Herwart szaleje. Ponad 3,6 tys. odbiorców bez prądu w naszym województwie. Jak zgłosić awarię?
Niz Herwart sieje zniszczenie w kilku województwach w Polsce. Jego niszcycielska siła dotknęła także zachodnią cześć województwa warmińsko-mazurskiego. Naturalną konsekwencją silnego wiatru i obfitych opadów deszczu są liczne awarie sieci energetycznych.
Firma Energa, główny dostawca prądy w regionie, poinformowała, że w naszym województwie bez prądu jest około 3,6 tysięcy odbiorców (stan na godzinę 15.00, 29 października). Rzecznik prasowy przedsiębiorstwa uspokaja:
Nad odwróceniem poczynionych przez orkan szkód pracują służby techniczne we wszystkich oddziałach Energi Operatora. Sprawna praca jest możliwa dzięki poczynionym przygotowaniom. Już wczoraj nasi technicy zostali poinformowani o możliwości zwiększonej liczby awarii, a ich praca została odpowiednio zaplanowana.
Przypominamy, że zgłosić awarię można na trzy sposoby:
- wysyłając SMS o treści AWARIA na numer 3991
- zgłaszając awarię na stronie www.energa-operator.pl/formularz_zgloszeniowy_awarii.xml
- dzwoniąc pod nr 991
Należy pamiętać, że w sytuacji wzmożonej liczby awarii, takiej jak dzisiaj, oczekiwanie na połączenie z nr 991 może się wydłużyć. Warto więc, w miarę możliwości, skorzystać z dwóch pierwszych sposobów.
Sytuacja w Elblągu nie jest najgorsza (w porównaniu z wieloma innymi regionami), choć mamy do czynienia z cofką. Na szczęście jak dotąd nie ma na terenie naszego województwa ofiar śmiertelnych.
Niestety, w Polsce jak dotąd zginęły 2 osoby.
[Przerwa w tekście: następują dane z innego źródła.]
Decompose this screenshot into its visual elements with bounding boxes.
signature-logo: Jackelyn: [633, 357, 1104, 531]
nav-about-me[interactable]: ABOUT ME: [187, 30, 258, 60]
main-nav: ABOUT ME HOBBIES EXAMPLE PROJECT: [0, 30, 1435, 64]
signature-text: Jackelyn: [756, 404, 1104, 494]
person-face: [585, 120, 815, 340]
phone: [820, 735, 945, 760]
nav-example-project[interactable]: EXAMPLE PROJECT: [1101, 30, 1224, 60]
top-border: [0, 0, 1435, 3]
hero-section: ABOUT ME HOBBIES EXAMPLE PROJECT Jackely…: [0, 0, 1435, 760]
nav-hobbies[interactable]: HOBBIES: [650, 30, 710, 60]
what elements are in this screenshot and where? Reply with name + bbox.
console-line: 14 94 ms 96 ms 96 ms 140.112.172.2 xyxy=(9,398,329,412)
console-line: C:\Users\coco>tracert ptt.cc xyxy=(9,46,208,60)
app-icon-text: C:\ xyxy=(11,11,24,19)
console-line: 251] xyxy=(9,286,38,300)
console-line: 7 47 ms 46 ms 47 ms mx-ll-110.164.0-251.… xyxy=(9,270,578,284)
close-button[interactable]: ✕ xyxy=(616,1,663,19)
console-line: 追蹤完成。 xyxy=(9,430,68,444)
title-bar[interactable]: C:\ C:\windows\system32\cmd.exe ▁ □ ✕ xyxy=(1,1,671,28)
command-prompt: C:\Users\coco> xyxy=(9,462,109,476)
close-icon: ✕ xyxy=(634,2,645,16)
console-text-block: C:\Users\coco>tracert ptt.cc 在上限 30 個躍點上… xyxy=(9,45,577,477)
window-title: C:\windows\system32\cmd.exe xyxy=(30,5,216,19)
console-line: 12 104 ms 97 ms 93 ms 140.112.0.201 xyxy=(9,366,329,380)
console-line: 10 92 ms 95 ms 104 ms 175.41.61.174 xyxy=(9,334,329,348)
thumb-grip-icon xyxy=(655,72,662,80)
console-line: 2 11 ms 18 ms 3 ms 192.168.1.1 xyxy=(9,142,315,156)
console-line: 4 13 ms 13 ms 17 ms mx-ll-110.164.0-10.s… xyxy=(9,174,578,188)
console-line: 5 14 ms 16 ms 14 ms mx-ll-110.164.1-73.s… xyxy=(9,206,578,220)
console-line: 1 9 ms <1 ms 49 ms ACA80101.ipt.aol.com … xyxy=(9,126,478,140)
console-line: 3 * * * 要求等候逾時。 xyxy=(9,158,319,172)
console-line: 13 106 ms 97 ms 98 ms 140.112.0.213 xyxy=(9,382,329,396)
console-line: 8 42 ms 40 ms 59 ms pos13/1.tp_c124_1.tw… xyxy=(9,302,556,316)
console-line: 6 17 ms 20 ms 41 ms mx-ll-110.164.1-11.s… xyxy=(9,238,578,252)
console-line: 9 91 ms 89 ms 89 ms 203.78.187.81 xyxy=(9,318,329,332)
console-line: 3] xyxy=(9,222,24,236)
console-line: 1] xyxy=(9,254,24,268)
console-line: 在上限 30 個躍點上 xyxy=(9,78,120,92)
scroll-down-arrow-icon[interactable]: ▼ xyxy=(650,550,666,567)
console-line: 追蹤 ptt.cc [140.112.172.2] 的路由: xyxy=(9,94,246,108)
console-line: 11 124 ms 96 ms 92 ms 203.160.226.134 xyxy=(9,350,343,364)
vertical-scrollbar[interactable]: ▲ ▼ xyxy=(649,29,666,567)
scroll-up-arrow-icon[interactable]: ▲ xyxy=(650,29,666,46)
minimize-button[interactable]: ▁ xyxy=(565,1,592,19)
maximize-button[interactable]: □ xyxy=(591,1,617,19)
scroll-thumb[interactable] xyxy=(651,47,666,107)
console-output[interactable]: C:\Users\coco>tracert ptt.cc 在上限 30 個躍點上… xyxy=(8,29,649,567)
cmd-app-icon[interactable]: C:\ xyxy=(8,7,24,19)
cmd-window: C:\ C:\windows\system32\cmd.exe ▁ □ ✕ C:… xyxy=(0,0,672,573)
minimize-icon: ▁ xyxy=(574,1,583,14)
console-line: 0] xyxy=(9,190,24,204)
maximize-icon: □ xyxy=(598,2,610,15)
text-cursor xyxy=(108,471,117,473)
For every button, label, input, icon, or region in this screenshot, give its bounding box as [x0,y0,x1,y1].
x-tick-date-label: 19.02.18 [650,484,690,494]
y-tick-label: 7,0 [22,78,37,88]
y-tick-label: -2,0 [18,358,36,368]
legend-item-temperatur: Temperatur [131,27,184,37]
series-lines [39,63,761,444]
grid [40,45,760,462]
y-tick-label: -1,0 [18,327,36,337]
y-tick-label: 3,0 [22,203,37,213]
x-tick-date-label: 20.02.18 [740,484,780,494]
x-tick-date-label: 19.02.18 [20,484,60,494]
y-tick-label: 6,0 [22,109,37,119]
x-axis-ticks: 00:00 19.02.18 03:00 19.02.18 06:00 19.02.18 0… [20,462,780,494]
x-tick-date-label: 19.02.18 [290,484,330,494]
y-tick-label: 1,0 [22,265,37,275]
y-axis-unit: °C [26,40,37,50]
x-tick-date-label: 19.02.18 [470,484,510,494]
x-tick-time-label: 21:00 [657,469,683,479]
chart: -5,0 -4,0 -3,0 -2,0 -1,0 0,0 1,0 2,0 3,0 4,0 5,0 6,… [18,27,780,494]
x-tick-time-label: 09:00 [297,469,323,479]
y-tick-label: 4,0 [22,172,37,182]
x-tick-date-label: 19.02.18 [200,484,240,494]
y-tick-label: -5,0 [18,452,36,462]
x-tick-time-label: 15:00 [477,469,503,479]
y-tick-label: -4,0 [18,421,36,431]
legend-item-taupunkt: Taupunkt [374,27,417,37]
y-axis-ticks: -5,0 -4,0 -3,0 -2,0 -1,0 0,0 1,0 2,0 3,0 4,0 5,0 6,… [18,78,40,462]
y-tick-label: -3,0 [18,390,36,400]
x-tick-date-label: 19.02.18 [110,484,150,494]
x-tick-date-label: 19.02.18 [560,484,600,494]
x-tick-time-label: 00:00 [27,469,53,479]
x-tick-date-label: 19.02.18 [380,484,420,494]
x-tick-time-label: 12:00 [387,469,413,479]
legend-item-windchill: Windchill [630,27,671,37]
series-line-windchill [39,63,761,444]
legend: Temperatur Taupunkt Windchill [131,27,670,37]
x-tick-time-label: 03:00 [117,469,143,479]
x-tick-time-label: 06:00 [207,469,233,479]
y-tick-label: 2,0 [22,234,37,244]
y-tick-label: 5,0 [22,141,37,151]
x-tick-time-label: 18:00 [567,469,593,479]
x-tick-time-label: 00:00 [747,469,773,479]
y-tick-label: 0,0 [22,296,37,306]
Media doniosły, że pierwszą ofiarą śmiertelną wichury był kierowca samochodu, który w niedzielę przed godz. 5.00 rano zginął w miejscowości Siemidarżno w pow. gryfickim w woj. zachodniopomorskim. Do drugiego tragicznego zdarzenia doszło w województwie opolskim. Drzewo spadło tam na samochód, zabijając na miejscu kierowcę.
Z powodu silnego wiatru władze Gdańska zdecydowały o zamknięciu dziś miejskich cmentarzy i parku Oliwskiego. Rzeczniczka prezydenta Gdańska Magdalena Skorupka-Kaczmarek tłumaczyła, że decyzję podjęto w trosce o bezpieczeństwo mieszkańców.
Grzegorz Zawiślak z Polskich Łowców Burz dementuje nieprawdziwe informacje na temat wichury:
To niż Herwart, a nie Grzegorz, jak go wszyscy w Polsce nazywają i nie mam pojęcia skąd się wzięło to imię. Bazujemy na niemieckich nazwach, które ewidentnie używają nazwy Herwart, a nie Grzegorz. A druga ważna rzecz, nie mamy do czynienia z orkanem. Żeby mówić o orkanie, muszą być spełnione kryteria wiatrowe dla huraganu pierwszej kategorii, czyli średnia prędkość wiatru musi osiągać przynajmniej 120 km/h. Jeśli ktoś porywy wiatru nieco powyżej 100 km/h nazywa orkanem, to znaczy, że szuka wyłącznie sensacji.
Taką wypowiedź specjalisty można znaleźć na portalu Wirtualna Polska.